Acquisizione/raccolta di capitale e impiego/utilizzo di capitale
Acquisizione e impiego possono essere analizzate primariamente sotto il profilo finanziario e successivamente anche sotto il profilo economico. Queste due macro categorie di operazioni di gestione possono essere anche riassunte con l’espressione Avere (capitale) e Dare (capitale).
Le operazioni di acquisizione di capitale o operazioni di avere: Rientrano le VFP, intese come incremento dei debiti, diminuzione della cassa e dei crediti e anche le VE+, intese come incremento dei ricavi e del CP e decremento dei costi.
Le operazioni di impiego di capitale o operazioni di dare: Rientrano le VFA, intese come incremento nella cassa e nei crediti e decremento dei debiti e anche le VE- intese come decremento dei ricavi e del CP e incremento dei costi. Dare e Avere sono de aree opposte, che corrispondono alle aree di sintesi della gestione aziendale e in ogni istante la dinamica aziendale fa sì che ogni singola operazione comporti una totale coincidenza tra il capitale acquisito e quello impiegato.
Il conto
Il Conto è un linguaggio di comunicazione verso l’ambiente esterno e può essere definito attraverso 2 nozioni:
- Il Conto in senso formale è una tabella a T con due entrate costituita dalle sezioni contrapposte Dare e Avere, ed è l’unità elementare del linguaggio parlato dalle imprese nei confronti dei propri stakeholder.
- Il Conto in senso sostanziale è un determinato oggetto di riferimento, rappresentato nella variabile quantitativa-monetaria. La quantità è riferita ad un oggetto di osservazione finanziaria oppure un oggetto di osservazione economica.

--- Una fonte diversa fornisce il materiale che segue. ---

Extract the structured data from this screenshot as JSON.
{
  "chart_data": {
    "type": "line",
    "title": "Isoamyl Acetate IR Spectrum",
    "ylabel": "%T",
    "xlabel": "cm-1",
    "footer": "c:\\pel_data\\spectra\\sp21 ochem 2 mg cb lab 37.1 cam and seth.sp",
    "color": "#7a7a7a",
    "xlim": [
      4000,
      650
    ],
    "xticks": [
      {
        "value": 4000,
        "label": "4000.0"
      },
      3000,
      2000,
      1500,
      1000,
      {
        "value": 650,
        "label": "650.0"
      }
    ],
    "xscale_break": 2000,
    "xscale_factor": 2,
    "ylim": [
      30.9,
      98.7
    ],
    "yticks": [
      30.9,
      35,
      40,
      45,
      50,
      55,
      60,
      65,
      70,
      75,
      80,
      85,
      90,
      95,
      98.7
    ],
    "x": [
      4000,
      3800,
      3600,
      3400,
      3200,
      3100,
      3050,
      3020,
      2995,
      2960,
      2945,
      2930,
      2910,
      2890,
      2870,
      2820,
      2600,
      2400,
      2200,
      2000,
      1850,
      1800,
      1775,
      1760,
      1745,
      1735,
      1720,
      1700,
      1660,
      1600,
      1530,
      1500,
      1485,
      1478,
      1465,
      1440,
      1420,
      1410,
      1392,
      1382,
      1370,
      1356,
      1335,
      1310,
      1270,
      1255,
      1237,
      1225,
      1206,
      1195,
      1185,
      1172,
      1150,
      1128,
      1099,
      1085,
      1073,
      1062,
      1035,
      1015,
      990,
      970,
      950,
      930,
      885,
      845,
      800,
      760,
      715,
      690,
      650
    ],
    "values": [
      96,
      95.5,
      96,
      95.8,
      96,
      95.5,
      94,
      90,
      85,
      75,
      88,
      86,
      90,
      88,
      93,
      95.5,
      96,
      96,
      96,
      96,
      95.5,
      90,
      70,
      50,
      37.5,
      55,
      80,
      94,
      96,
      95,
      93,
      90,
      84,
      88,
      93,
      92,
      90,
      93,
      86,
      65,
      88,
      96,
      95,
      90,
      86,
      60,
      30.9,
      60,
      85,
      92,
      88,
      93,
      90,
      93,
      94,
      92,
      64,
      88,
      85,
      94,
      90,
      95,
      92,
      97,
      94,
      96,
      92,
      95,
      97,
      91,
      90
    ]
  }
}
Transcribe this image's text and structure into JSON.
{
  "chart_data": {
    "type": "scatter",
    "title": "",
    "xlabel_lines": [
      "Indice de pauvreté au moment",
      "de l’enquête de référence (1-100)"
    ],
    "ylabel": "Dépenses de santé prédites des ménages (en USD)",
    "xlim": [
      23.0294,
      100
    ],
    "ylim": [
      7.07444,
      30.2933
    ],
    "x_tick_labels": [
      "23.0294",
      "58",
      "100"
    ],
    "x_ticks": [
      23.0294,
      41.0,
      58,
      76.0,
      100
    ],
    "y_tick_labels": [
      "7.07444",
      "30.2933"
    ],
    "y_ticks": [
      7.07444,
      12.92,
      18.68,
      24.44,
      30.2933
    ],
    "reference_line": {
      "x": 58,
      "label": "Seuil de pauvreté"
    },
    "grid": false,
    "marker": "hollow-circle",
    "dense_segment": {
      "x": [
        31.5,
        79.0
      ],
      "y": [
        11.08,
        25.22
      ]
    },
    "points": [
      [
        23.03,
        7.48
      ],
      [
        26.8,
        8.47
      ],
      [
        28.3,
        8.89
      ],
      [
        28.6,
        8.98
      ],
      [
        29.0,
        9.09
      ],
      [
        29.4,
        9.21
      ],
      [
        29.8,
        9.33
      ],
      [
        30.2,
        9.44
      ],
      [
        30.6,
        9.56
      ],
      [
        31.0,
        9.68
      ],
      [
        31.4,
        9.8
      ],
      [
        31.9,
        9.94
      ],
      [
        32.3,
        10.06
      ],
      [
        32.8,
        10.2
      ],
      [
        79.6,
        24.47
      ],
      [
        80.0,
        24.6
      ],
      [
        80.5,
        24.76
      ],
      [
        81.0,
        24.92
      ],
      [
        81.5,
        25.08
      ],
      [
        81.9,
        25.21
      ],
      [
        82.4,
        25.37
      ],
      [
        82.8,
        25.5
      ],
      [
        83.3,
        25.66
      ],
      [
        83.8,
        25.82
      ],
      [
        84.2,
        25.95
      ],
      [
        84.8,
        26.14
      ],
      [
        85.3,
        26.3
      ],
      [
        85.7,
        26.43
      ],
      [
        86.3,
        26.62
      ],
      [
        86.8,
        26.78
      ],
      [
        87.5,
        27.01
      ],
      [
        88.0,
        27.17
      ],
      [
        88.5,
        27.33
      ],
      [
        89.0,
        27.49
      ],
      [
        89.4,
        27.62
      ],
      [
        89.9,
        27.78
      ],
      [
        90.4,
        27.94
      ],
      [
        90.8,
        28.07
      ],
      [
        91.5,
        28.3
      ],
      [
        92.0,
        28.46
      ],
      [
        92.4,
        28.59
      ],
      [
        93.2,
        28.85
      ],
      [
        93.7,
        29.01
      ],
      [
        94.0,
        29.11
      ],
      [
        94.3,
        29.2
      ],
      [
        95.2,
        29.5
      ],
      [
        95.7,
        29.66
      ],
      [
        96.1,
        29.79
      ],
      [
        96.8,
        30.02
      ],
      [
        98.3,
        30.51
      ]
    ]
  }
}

Nel complesso si parla di Conto in modo generico, come unità elementari di primo livello. Da ciò si scinde il Conto generico in 3 nozioni che sono unità elementari di secondo livello:
- Conto Finanziario: Vengono rappresentate variazioni finanziarie di acquisizione e impiego di capitale. In dare le VFA e in avere le VFP. Questi conti sono denominati in base alla natura del soggetto con cui l'azienda interagisce.